Technical information
- Licensing authority: FCC
- Facility ID: 14022
- Class: D
- Power: 3,200 watts (day only)
- Transmitter coordinates: 31°57′56″N 89°18′03″W﻿ / ﻿31.96556°N 89.30083°W
- Translators: W270CZ (101.9 MHz, Bay Springs)

Links
- Public license information: Public file; LMS;
- Website: k101country.com

= WIZK =

WIZK (1570 AM) is a radio station licensed to serve Bay Springs, Mississippi. The station is owned by Steve Stringer, through licensee Sage Communications, LLC. It airs a country music format. The station was assigned the WIZK call letters by the Federal Communications Commission in 1987.

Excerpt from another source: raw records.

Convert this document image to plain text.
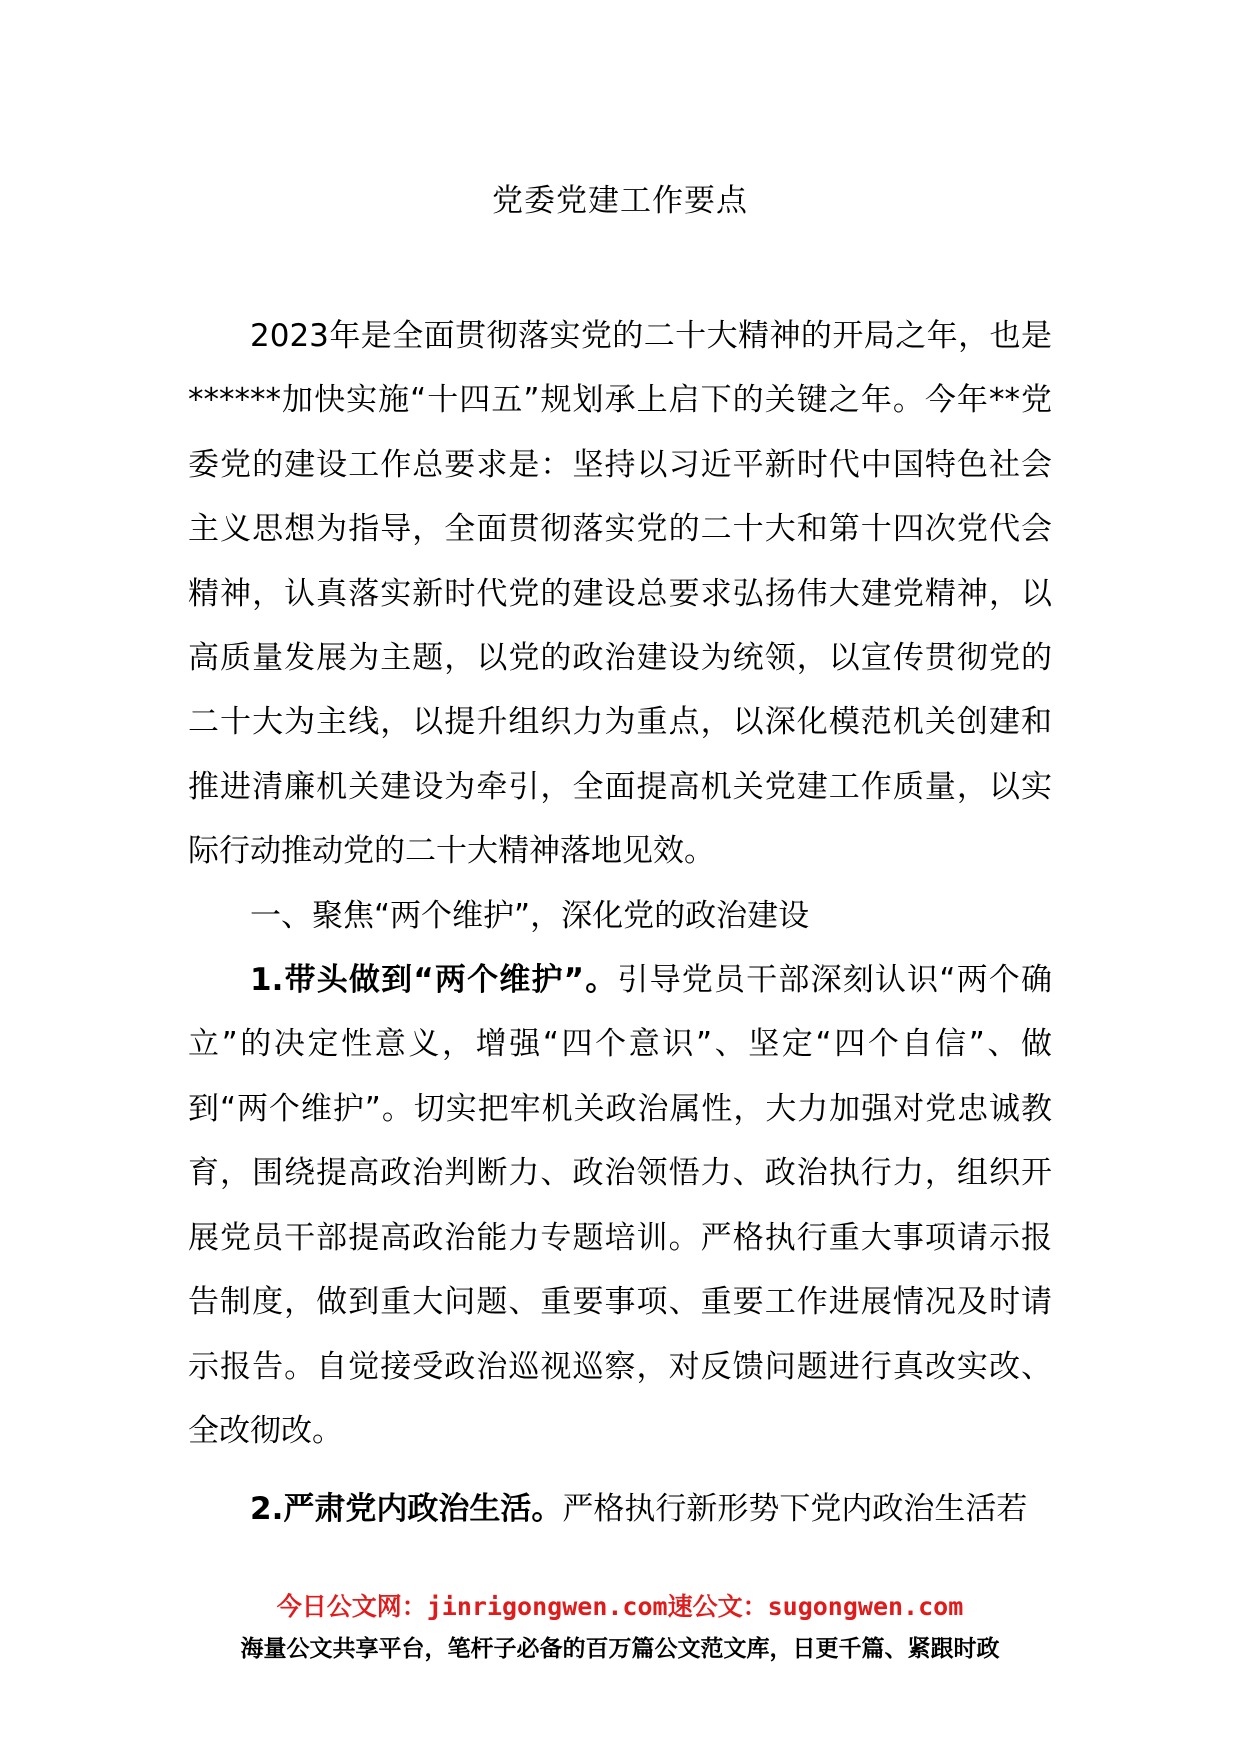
党委党建工作要点

2023年是全面贯彻落实党的二十大精神的开局之年，也是******加快实施“十四五”规划承上启下的关键之年。今年**党委党的建设工作总要求是：坚持以习近平新时代中国特色社会主义思想为指导，全面贯彻落实党的二十大和第十四次党代会精神，认真落实新时代党的建设总要求弘扬伟大建党精神，以高质量发展为主题，以党的政治建设为统领，以宣传贯彻党的二十大为主线，以提升组织力为重点，以深化模范机关创建和推进清廉机关建设为牵引，全面提高机关党建工作质量，以实际行动推动党的二十大精神落地见效。

一、聚焦“两个维护”，深化党的政治建设

1.带头做到“两个维护”。引导党员干部深刻认识“两个确立”的决定性意义，增强“四个意识”、坚定“四个自信”、做到“两个维护”。切实把牢机关政治属性，大力加强对党忠诚教育，围绕提高政治判断力、政治领悟力、政治执行力，组织开展党员干部提高政治能力专题培训。严格执行重大事项请示报告制度，做到重大问题、重要事项、重要工作进展情况及时请示报告。自觉接受政治巡视巡察，对反馈问题进行真改实改、全改彻改。

2.严肃党内政治生活。严格执行新形势下党内政治生活若

今日公文网：jinrigongwen.com速公文：sugongwen.com
海量公文共享平台，笔杆子必备的百万篇公文范文库，日更千篇、紧跟时政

It is one of the few stations left in the United States that are owned by an individual rather than a corporation. WHII had a sister station, WXIY at 94.3 FM on which was a simulcast of the AM programming. In the 1970s, WHII was a daytime only station, and when WHII (AM) signed off, the sister station WXIY (FM) changed to R&B format until its signoff at midnight. In the 1980s, WXIY dropped its callsign in favor of WHII, still a country music station, simulcasting, with the change of callsign of WIZK in the latter part of the decade. In the late 1990s, the FM station was sold to Blakeney Communications, Inc. and became WKZW "KZ-94".